What does “success” in ministry look like? Among pastors, this is a frequent if sometimes unspoken question. The answer to the “success question” when it comes to ministry is made complicated today by all of the terms and performance standards that have subtly been imported into the ministry from secular industry. So we need to do some re-translating before we answer the question. Recently I was rolling the issue over in my mind, and came up with three ideas that are helping to guide me as I answer the question. Here’s the first one:

Be careful about measuring supernatural work by natural factors. Ministry is a work of and by the Spirit, done through the submissive lives of disciples, who are led and equipped by gifted elders and pastor-teachers (Ephesians 4:11-16). It is a working in human lives, in the realm of the spirit, touching human character and behavior. It is a work that is largely done Scripture to soul and heart to heart. It is a unique kind of work. And this kind of “deep water” spiritual work can’t always be measured by dramatic outer results in terms of numbers, program growth, or ministry popularity.

An example comes to mind of great missionaries like Adoniram Judson in Burma, who labored for seven long years before seeing a single person decide for Christ. The character of Judson’s life and the fruitfulness of that field after he planted the seeds of his labor both testify today to the fact that he was anything but a failure. And yet, if the outward measures that we often associate with ministry success today were applied to his life and ministry way back then, he might’ve been removed from the field by people looking at things with an eye for outer results alone.

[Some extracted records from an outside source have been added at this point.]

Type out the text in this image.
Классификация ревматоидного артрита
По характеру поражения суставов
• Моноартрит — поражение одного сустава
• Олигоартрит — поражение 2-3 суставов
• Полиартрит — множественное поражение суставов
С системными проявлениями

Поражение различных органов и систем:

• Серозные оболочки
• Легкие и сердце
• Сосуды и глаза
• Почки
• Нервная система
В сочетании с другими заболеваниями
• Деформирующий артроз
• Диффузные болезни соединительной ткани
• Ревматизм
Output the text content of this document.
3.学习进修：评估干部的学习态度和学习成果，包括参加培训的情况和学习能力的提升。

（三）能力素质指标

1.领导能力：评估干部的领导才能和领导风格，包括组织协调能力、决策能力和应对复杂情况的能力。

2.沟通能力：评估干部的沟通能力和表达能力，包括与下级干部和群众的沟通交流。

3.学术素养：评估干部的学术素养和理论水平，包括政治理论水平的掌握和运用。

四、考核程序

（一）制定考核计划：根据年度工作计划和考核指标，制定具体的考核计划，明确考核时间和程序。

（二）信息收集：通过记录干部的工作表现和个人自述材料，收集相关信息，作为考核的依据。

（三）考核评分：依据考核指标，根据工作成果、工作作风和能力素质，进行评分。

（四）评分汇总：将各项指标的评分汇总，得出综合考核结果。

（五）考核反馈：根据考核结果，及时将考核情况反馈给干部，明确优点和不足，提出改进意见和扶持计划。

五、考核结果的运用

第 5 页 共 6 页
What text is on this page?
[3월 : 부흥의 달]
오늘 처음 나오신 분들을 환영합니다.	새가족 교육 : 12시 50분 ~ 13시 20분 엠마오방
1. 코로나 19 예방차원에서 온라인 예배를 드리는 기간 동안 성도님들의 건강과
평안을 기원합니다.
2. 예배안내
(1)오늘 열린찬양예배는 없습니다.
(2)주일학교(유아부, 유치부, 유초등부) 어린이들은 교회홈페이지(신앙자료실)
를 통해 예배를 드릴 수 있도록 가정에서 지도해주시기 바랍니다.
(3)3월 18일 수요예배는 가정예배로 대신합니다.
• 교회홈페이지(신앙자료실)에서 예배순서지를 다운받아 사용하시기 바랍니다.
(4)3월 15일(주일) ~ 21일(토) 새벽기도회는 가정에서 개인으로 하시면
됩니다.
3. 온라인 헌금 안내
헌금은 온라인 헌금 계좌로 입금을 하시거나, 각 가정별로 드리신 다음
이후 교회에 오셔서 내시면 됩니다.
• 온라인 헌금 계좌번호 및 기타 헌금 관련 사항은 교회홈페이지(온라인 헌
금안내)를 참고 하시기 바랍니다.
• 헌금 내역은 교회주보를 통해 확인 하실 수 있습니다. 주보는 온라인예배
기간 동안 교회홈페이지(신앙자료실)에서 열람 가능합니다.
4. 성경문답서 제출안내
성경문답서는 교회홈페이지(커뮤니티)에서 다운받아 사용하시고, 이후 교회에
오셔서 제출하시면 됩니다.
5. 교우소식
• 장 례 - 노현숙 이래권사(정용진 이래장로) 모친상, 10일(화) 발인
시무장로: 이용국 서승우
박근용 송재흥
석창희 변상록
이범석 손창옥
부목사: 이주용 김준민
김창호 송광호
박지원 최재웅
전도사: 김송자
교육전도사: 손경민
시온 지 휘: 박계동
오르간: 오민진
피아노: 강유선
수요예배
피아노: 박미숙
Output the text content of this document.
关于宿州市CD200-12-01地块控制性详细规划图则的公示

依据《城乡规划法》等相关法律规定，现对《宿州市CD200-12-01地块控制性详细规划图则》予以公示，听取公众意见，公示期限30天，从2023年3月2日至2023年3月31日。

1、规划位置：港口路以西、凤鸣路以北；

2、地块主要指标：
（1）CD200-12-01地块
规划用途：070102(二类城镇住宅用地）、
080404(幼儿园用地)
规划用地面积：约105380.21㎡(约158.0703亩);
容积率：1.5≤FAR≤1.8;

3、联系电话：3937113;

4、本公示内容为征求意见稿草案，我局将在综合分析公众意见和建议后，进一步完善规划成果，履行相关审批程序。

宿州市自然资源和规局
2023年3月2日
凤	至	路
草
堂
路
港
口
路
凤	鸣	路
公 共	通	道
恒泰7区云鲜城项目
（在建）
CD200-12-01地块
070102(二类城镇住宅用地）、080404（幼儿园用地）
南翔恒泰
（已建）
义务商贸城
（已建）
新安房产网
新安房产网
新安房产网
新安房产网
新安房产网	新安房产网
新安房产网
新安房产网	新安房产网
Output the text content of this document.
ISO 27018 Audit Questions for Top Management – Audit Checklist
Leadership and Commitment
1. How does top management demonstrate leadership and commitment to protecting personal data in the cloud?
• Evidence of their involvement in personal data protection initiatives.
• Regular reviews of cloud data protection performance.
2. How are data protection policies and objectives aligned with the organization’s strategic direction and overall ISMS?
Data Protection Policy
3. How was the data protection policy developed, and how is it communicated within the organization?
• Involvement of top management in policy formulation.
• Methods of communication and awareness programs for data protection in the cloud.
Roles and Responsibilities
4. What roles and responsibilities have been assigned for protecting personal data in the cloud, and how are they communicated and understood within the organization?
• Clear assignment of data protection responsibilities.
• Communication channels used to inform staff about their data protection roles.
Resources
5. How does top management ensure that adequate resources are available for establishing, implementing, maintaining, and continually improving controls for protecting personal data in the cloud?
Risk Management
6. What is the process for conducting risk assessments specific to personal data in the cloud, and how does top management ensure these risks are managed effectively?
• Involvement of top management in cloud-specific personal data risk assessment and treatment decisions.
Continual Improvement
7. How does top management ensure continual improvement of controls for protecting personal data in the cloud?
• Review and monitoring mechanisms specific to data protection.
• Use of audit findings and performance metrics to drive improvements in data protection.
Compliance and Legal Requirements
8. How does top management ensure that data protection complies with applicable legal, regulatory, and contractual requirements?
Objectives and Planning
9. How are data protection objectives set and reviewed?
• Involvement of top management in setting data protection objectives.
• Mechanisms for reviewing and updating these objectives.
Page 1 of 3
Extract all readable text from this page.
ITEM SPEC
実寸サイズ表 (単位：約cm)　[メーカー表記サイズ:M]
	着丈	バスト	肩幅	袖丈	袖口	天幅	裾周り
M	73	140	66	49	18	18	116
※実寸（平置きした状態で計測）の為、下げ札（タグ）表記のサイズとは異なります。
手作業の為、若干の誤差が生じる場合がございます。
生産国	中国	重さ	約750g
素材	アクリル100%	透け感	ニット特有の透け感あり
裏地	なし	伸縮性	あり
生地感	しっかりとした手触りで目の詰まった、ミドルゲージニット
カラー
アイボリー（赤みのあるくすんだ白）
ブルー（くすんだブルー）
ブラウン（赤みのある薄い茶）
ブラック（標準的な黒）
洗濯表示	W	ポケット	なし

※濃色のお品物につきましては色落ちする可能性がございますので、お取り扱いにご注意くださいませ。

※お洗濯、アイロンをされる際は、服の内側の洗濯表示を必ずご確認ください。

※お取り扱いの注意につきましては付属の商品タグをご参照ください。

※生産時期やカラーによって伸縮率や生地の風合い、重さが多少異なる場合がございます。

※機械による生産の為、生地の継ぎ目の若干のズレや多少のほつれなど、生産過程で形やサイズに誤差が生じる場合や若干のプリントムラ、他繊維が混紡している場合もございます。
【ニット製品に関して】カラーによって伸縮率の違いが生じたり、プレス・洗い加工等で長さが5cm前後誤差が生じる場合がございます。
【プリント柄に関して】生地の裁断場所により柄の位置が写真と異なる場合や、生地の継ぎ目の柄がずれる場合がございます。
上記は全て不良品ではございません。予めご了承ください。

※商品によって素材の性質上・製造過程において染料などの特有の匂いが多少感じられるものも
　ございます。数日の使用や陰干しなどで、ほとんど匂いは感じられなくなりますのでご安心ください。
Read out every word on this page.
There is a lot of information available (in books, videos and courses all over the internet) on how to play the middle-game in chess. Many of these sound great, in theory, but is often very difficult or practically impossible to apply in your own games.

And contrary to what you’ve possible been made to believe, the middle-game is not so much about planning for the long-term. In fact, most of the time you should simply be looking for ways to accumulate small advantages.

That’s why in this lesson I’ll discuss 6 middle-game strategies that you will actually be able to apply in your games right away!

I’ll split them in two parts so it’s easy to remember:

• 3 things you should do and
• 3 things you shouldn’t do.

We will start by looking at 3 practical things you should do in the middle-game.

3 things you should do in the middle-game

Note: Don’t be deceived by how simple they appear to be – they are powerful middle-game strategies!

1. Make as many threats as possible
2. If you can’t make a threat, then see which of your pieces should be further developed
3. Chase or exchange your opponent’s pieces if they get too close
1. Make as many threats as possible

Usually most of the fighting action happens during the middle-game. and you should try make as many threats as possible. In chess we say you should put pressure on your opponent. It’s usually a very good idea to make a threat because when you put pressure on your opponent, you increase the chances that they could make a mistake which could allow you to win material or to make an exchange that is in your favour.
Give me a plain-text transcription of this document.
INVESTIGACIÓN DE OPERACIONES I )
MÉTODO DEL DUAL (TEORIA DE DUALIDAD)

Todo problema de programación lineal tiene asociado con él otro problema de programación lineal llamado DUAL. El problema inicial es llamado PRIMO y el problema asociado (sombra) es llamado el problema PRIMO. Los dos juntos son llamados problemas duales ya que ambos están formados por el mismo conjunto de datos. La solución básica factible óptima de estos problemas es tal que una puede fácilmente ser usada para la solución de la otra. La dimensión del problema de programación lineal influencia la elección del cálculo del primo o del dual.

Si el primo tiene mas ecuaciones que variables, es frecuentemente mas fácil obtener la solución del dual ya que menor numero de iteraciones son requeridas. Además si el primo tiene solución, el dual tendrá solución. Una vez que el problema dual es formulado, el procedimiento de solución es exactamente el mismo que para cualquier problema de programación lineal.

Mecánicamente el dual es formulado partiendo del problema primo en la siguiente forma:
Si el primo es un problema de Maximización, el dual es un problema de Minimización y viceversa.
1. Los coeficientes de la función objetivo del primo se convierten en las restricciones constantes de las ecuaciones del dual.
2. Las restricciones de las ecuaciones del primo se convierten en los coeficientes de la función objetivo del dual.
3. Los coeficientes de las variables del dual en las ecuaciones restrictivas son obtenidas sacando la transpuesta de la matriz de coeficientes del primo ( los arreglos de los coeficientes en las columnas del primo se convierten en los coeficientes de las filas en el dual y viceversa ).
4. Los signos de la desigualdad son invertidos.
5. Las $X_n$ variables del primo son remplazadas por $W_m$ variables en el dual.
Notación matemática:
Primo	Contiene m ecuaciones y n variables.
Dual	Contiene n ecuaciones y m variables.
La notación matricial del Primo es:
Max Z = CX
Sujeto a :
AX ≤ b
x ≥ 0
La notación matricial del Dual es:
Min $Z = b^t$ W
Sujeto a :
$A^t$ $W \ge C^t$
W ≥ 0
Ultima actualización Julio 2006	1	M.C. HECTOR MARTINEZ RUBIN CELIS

Now don’t get me wrong, there is a place for outer results and a time to expect them. I’ll deal with this question in a future post. But my leading idea in regard to evaluating ministry successes remains this one: supernatural fruitfulness cannot always be naturally or outwardly measured. In fact, God can be working in powerful ways through His Word, drawing souls to Himself and building believers in intimate communion with Christ without the evident results “moving the needle” of our natural factors of evaluation. Indeed, there have been some dry stretches in my ministry career when I couldn’t have kept preaching if I hadn’t believed this.